What’s a distributed cache? A solution that is “deployed” in an application (typically a web application) and that makes sure data is loaded from memory, rather than from disk (which is much slower), in order to improve performance and response time.
That looks easy if the cache is to be used on a single machine – you just load your most active data from the database in memory (e.g. a Guava Cache instance), and serve it from there. It becomes a bit more complicated when this has to work in a cluster – e.g. 5 application nodes serving requests to users in a round-robin fashion.
You have to update the in-memory cache on all machines each time a piece of data is updated by a request to one of the machines. If you just load all the data in memory and don’t invalidate it, the cache won’t be “coherent” – it will have stale values and requests to different application nodes will have different results, which you most certainly want to avoid. Or you can have a single big cache server with tons of memory, but it can die – and that may disrupt the smooth operation, so you’d want to have at least 2 machines in a cluster.
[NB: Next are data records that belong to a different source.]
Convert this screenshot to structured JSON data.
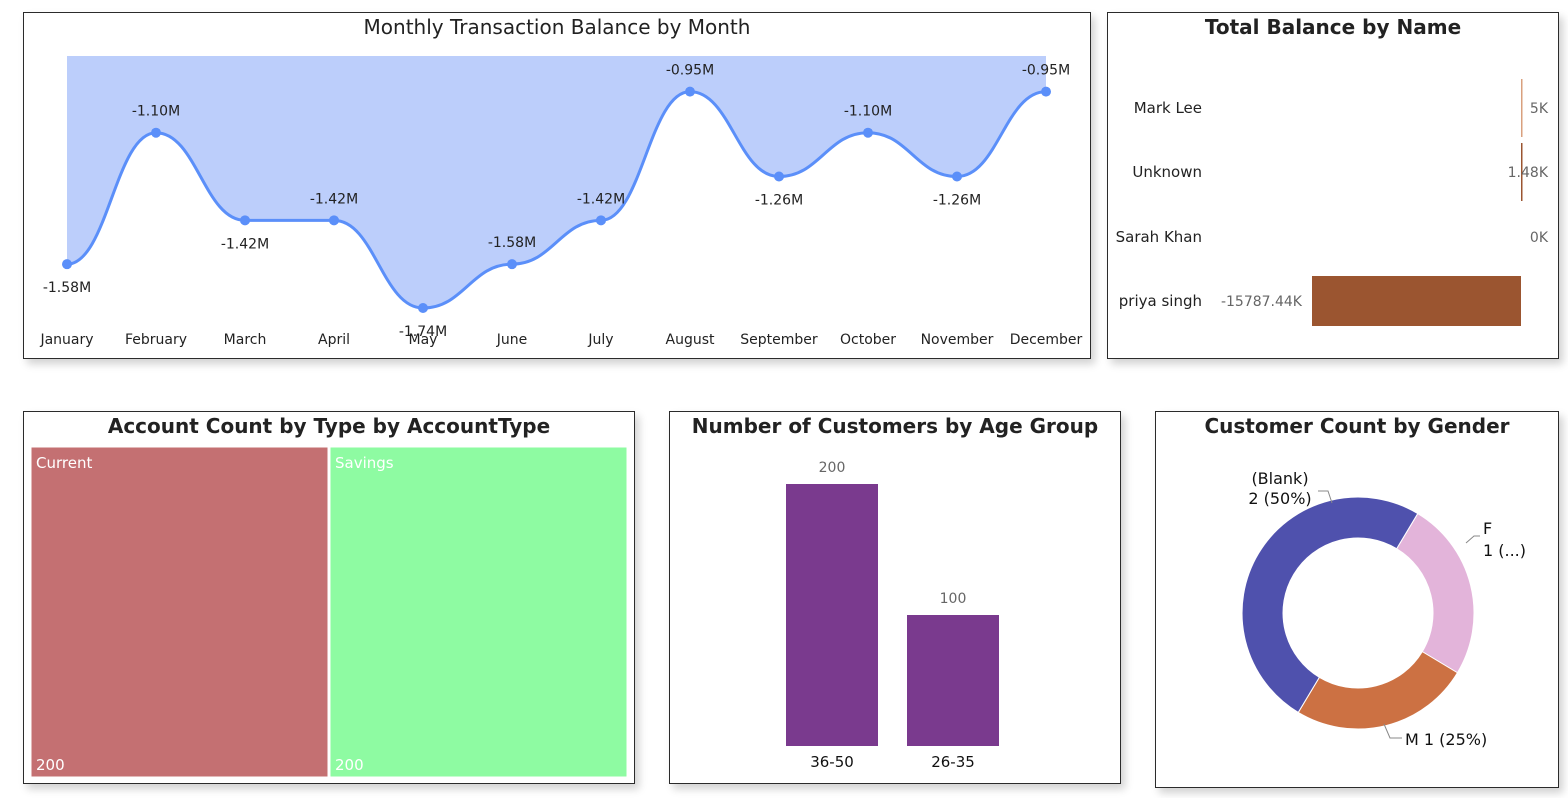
{
  "colors": {
    "line": "#5b8ff9",
    "area": "#bccefb",
    "balance_bar": "#9b5530",
    "balance_bar_light": "#d9a07e",
    "treemap_current": "#c47072",
    "treemap_savings": "#8efba2",
    "age_bar": "#7a3a8e",
    "donut_blank": "#4f51ad",
    "donut_f": "#e3b4da",
    "donut_m": "#cc7143"
  },
  "chart_data": [
    {
      "id": "monthly_balance",
      "type": "area",
      "title": "Monthly Transaction Balance by Month",
      "categories": [
        "January",
        "February",
        "March",
        "April",
        "May",
        "June",
        "July",
        "August",
        "September",
        "October",
        "November",
        "December"
      ],
      "series": [
        {
          "values": [
            -1.58,
            -1.1,
            -1.42,
            -1.42,
            -1.74,
            -1.58,
            -1.42,
            -0.95,
            -1.26,
            -1.1,
            -1.26,
            -0.95
          ]
        }
      ],
      "data_labels": [
        "-1.58M",
        "-1.10M",
        "-1.42M",
        "-1.42M",
        "-1.74M",
        "-1.58M",
        "-1.42M",
        "-0.95M",
        "-1.26M",
        "-1.10M",
        "-1.26M",
        "-0.95M"
      ],
      "unit": "M",
      "ylim": [
        -1.74,
        -0.82
      ],
      "grid": false
    },
    {
      "id": "total_balance",
      "type": "bar",
      "orientation": "horizontal",
      "title": "Total Balance by Name",
      "categories": [
        "Mark Lee",
        "Unknown",
        "Sarah Khan",
        "priya singh"
      ],
      "values": [
        5,
        1.48,
        0,
        -15787.44
      ],
      "value_unit": "K",
      "data_labels": [
        "5K",
        "1.48K",
        "0K",
        "-15787.44K"
      ]
    },
    {
      "id": "account_type",
      "type": "treemap",
      "title": "Account Count by Type by AccountType",
      "categories": [
        "Current",
        "Savings"
      ],
      "values": [
        200,
        200
      ]
    },
    {
      "id": "age_group",
      "type": "bar",
      "title": "Number of Customers by Age Group",
      "categories": [
        "36-50",
        "26-35"
      ],
      "values": [
        200,
        100
      ],
      "ylim": [
        0,
        200
      ]
    },
    {
      "id": "gender",
      "type": "pie",
      "style": "donut",
      "title": "Customer Count by Gender",
      "categories": [
        "(Blank)",
        "F",
        "M"
      ],
      "values": [
        2,
        1,
        1
      ],
      "labels": [
        {
          "line1": "(Blank)",
          "line2": "2 (50%)"
        },
        {
          "line1": "F",
          "line2": "1 (...)"
        },
        {
          "line1": "M 1 (25%)",
          "line2": ""
        }
      ]
    }
  ]
}
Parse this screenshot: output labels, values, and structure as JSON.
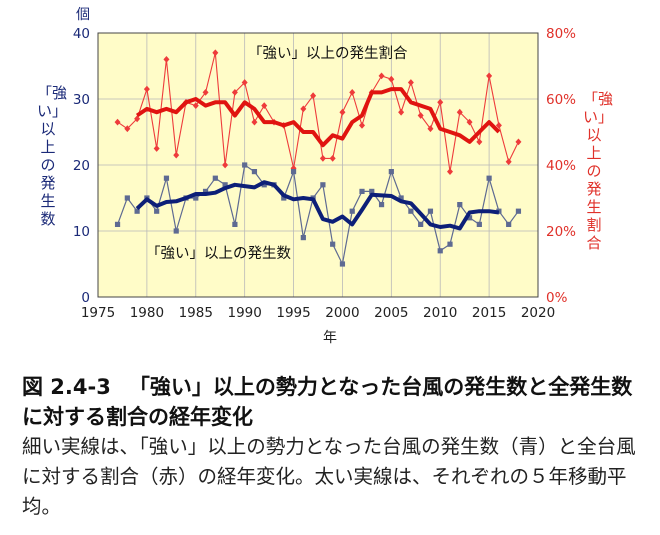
{
  "caption": {
    "number": "図 2.4-3",
    "title": "「強い」以上の勢力となった台風の発生数と全発生数に対する割合の経年変化",
    "body": "細い実線は、「強い」以上の勢力となった台風の発生数（青）と全台風に対する割合（赤）の経年変化。太い実線は、それぞれの５年移動平均。"
  },
  "colors": {
    "plot_bg": "#fffcc8",
    "blue_thin": "#5e6a92",
    "blue_thick": "#0d1f78",
    "red_thin": "#ee3b3b",
    "red_thick": "#e01410",
    "left_axis": "#1b2a78",
    "right_axis": "#e0312a"
  },
  "chart_data": {
    "type": "line",
    "x_axis": {
      "label": "年",
      "ticks": [
        1975,
        1980,
        1985,
        1990,
        1995,
        2000,
        2005,
        2010,
        2015,
        2020
      ],
      "range": [
        1975,
        2020
      ]
    },
    "y_left": {
      "label": "「強い」以上の発生数",
      "unit": "個",
      "ticks": [
        0,
        10,
        20,
        30,
        40
      ],
      "range": [
        0,
        40
      ]
    },
    "y_right": {
      "label": "「強い」以上の発生割合",
      "ticks": [
        "0%",
        "20%",
        "40%",
        "60%",
        "80%"
      ],
      "range": [
        0,
        80
      ]
    },
    "grid": true,
    "annotations": {
      "red_series": "「強い」以上の発生割合",
      "blue_series": "「強い」以上の発生数"
    },
    "series": [
      {
        "axis": "left",
        "style": "thin",
        "x": [
          1977,
          1978,
          1979,
          1980,
          1981,
          1982,
          1983,
          1984,
          1985,
          1986,
          1987,
          1988,
          1989,
          1990,
          1991,
          1992,
          1993,
          1994,
          1995,
          1996,
          1997,
          1998,
          1999,
          2000,
          2001,
          2002,
          2003,
          2004,
          2005,
          2006,
          2007,
          2008,
          2009,
          2010,
          2011,
          2012,
          2013,
          2014,
          2015,
          2016,
          2017,
          2018
        ],
        "values": [
          11,
          15,
          13,
          15,
          13,
          18,
          10,
          15,
          15,
          16,
          18,
          17,
          11,
          20,
          19,
          17,
          17,
          15,
          19,
          9,
          15,
          17,
          8,
          5,
          13,
          16,
          16,
          14,
          19,
          15,
          13,
          11,
          13,
          7,
          8,
          14,
          12,
          11,
          18,
          13,
          11,
          13
        ]
      },
      {
        "axis": "left",
        "style": "moving-average",
        "x": [
          1979,
          1980,
          1981,
          1982,
          1983,
          1984,
          1985,
          1986,
          1987,
          1988,
          1989,
          1990,
          1991,
          1992,
          1993,
          1994,
          1995,
          1996,
          1997,
          1998,
          1999,
          2000,
          2001,
          2002,
          2003,
          2004,
          2005,
          2006,
          2007,
          2008,
          2009,
          2010,
          2011,
          2012,
          2013,
          2014,
          2015,
          2016
        ],
        "values": [
          13.4,
          14.8,
          13.8,
          14.4,
          14.5,
          15.0,
          15.6,
          15.6,
          15.8,
          16.5,
          17.0,
          16.8,
          16.6,
          17.4,
          17.0,
          15.4,
          14.8,
          15.0,
          14.8,
          11.8,
          11.4,
          12.2,
          11.0,
          13.2,
          15.5,
          15.4,
          15.3,
          14.5,
          14.2,
          12.6,
          11.0,
          10.6,
          10.8,
          10.4,
          12.8,
          13.0,
          13.0,
          12.8
        ]
      },
      {
        "axis": "right",
        "style": "thin",
        "x": [
          1977,
          1978,
          1979,
          1980,
          1981,
          1982,
          1983,
          1984,
          1985,
          1986,
          1987,
          1988,
          1989,
          1990,
          1991,
          1992,
          1993,
          1994,
          1995,
          1996,
          1997,
          1998,
          1999,
          2000,
          2001,
          2002,
          2003,
          2004,
          2005,
          2006,
          2007,
          2008,
          2009,
          2010,
          2011,
          2012,
          2013,
          2014,
          2015,
          2016,
          2017,
          2018
        ],
        "values": [
          53,
          51,
          54,
          63,
          45,
          72,
          43,
          59,
          58,
          62,
          74,
          40,
          62,
          65,
          53,
          58,
          53,
          52,
          39,
          57,
          61,
          42,
          42,
          56,
          62,
          52,
          62,
          67,
          66,
          56,
          65,
          55,
          51,
          59,
          38,
          56,
          53,
          47,
          67,
          52,
          41,
          47
        ]
      },
      {
        "axis": "right",
        "style": "moving-average",
        "x": [
          1979,
          1980,
          1981,
          1982,
          1983,
          1984,
          1985,
          1986,
          1987,
          1988,
          1989,
          1990,
          1991,
          1992,
          1993,
          1994,
          1995,
          1996,
          1997,
          1998,
          1999,
          2000,
          2001,
          2002,
          2003,
          2004,
          2005,
          2006,
          2007,
          2008,
          2009,
          2010,
          2011,
          2012,
          2013,
          2014,
          2015,
          2016
        ],
        "values": [
          55,
          57,
          56,
          57,
          56,
          59,
          60,
          58,
          59,
          59,
          55,
          59,
          57,
          53,
          53,
          52,
          53,
          50,
          50,
          46,
          49,
          48,
          53,
          55,
          62,
          62,
          63,
          63,
          59,
          58,
          57,
          51,
          50,
          49,
          47,
          50,
          53,
          50
        ]
      }
    ]
  }
}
You can get a distributed cache in different ways. To list a few: Infinispan (which I’ve covered previously), Terracotta/Ehcache, Hazelcast, Memcached, Redis, Cassandra, Elasticache(by Amazon). The former three are Java-specific (both JCache compliant), but the rest can be used in any setup. Cassandra wasn’t initially meant to be cache solution, but it can easily be used as such.
All of these have different configurations and different options, even different architectures. For example, you can run Ehcache with a central Terracotta server, or with peer-to-peer gossip protocol. The in-process approach is also applicable for Infinispan and Hazelcast. Alternatively, you can rely on a cloud-provided service, like Elasticache, or you can setup your own cluster of Memcached/Redis/Cassandra servers. Having the cache on the application nodes themselves is slightly faster than having a dedicated memory server (cluster), because of the network overhead.
The cache is structured around keys and values – there’s a cached entry for each key. When you want to load something form the database, you first check whether the cache doesn’t have an entry with that key (based on the ID of your database record, for example). If a key exists in the cache, you don’t do a database query.
But how is the data “distributed”? It wouldn’t make sense to load all the data on all nodes at the same time, as the duplication is a waste of space and keeping the cache coherent would again be a problem. Most of the solutions rely on the so called “consistent hashing”. When you look for a particular key, its hash is calculated and (depending on the number of machines in the cache cluster), the cache solution knows exactly on which machine the corresponding value is located. You can read more details in the wikipedia article, but the approach works even when you add or remove nodes from the cache cluster, i.e. the cluster of machines that hold the cached data.
Then, when you do an update, you also update the cache entry, which the caching solution propagates in order to make the cache coherent. Note that if you do manual updates directly in the database, the cache will have stale data.
On the application level, you’d normally want to abstract the interactions with the cache. You’d end up with something like a generic “get” method that checks the cache and only then goes to the database. This is true for get-by-id queries, but caches can also be applied for other SELECT queries – you just use the query as a key, and the query result as value. For updates it would similarly update the database and the cache.
Some frameworks offer these abstractions out of the box – ORMs like Hibernate have the so-called cache providers, so you just add a configuration option saying “I want to use (2nd level) cache” and your ORM operations automatically consult the configured cache provider before hitting the database. Spring has the
@Cacheable annotation which can cache method invocations, using their parameters as keys. Other frameworks and languages usually have something like that as well.
An important side-note – you may need to pre-load the cache. On a fresh startup of a cluster (e.g. after a new deployment in a blue-green deployment scheme/crash/network failure/etc.) the system may be slow to fill the cache. So you may have a batch job run on startup to fetch some pieces of data from the database and put them in the cache.
It all sounds easy and that’s good – the basic setup covers most of the cases. In reality it’s a bit more complicated to tweak the cache configurations. Even when you manage to setup a cluster (which can be challenging in, say, AWS), your cache strategies may not be straightforward. You have to answer a couple of questions that may be important – how much do you want your cache entries to live? How big do you need your cache to be? How should elements expire (cache eviction strategy) – least recently used, least frequently used, first-in-first-out?
These options often sound arbitrary. You normally go with the defaults and don’t bother. But you have to constantly keep on eye on the cache statistics, do performances tests, measure and tweak. Sometimes a single configuration option can have a big impact.
One important note here on the measuring side – you don’t necessarily want to cache everything. You can start that way, but it may turn out that for some types of entries you are actually better off without a cache. Normally these are the ones that are updated too often and read not that often, so constantly updating the cache with them is an overhead that doesn’t pay off. So – measure, tweak, repeat.
Distributed caches are an almost mandatory component of web applications. Yet, I’ve had numerous discussions about how a given system is very big and needs a lot of hardware, where all the data would fit in my laptop’s memory. So, much to my surprise, it turns out it’s not yet a universally known concept. I hope I’ve given a short, but sufficient overview of the concept and the various options.